God, this is pretty exciting.’
I’m not sure I think it’s as exciting as Debbie is making out. I mean if this is exciting, then why am I not excited? I suppose I’ve forgotten what a big star Adam is and how I should be
honoured
that he chose to take me on a date. I wonder what Debbie would do in my position.
‘I’d just enjoy it,’ she advises. ‘I’d have a great time and not think too seriously about it all. After all, a guy like Adam Kirrane is not going to be settling down any time soon and he probably has a lot of Hollywood twigs chasing him anyway. Just
be different. Be yourself and see what happens.’

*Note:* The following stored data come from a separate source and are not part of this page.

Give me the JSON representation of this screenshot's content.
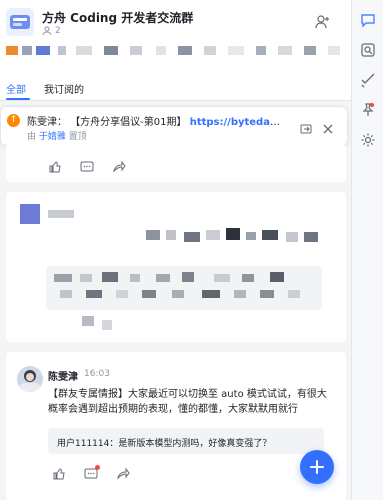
{
  "header": {
    "title": "方舟 Coding 开发者交流群",
    "member_count": "2"
  },
  "tabs": [
    {
      "label": "全部",
      "active": true
    },
    {
      "label": "我订阅的",
      "active": false
    }
  ],
  "pinned": {
    "prefix": "陈雯津：",
    "title": "【方舟分享倡议-第01期】",
    "link": "https://bytedance...",
    "meta_by": "由",
    "meta_user": "于婧雅",
    "meta_suffix": "置顶"
  },
  "message": {
    "user": "陈雯津",
    "time": "16:03",
    "body": "【群友专属情报】大家最近可以切换至 auto 模式试试，有很大概率会遇到超出预期的表现，懂的都懂，大家默默用就行",
    "reply": "用户111114：是新版本模型内测吗，好像真变强了？"
  },
  "colors": {
    "accent": "#3370ff",
    "pin_orange": "#ff8800",
    "badge_red": "#f54a45"
  },
  "icons": [
    "add-member-icon",
    "thumbs-up-icon",
    "comment-icon",
    "share-icon",
    "pin-icon",
    "search-icon",
    "check-icon",
    "settings-icon",
    "plus-icon",
    "open-icon",
    "close-icon"
  ]
}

‘But suppose nothing happens?’
Debbie makes a face. ‘Don’t read into it too much. I mean at the end of the day we’d all like men to declare undying love for us but most don’t. Anyway men like independent women. I mean, some men seem to like doormats but would you like
someone who likes doormats?’
‘Definitely not.’
I feel better already. I am so, so glad I spoke to Debbie and got everything out in the open. From now on I’ll take her advice and not dwell too much on the future. I’ll concentrate on the present. And on me.
The new me.
The taxi drops me outside my house. I somehow manage to drag my heavy suitcase all the way up the garden path to the front door. When I try to push the door open, I can’t because something is blocking it.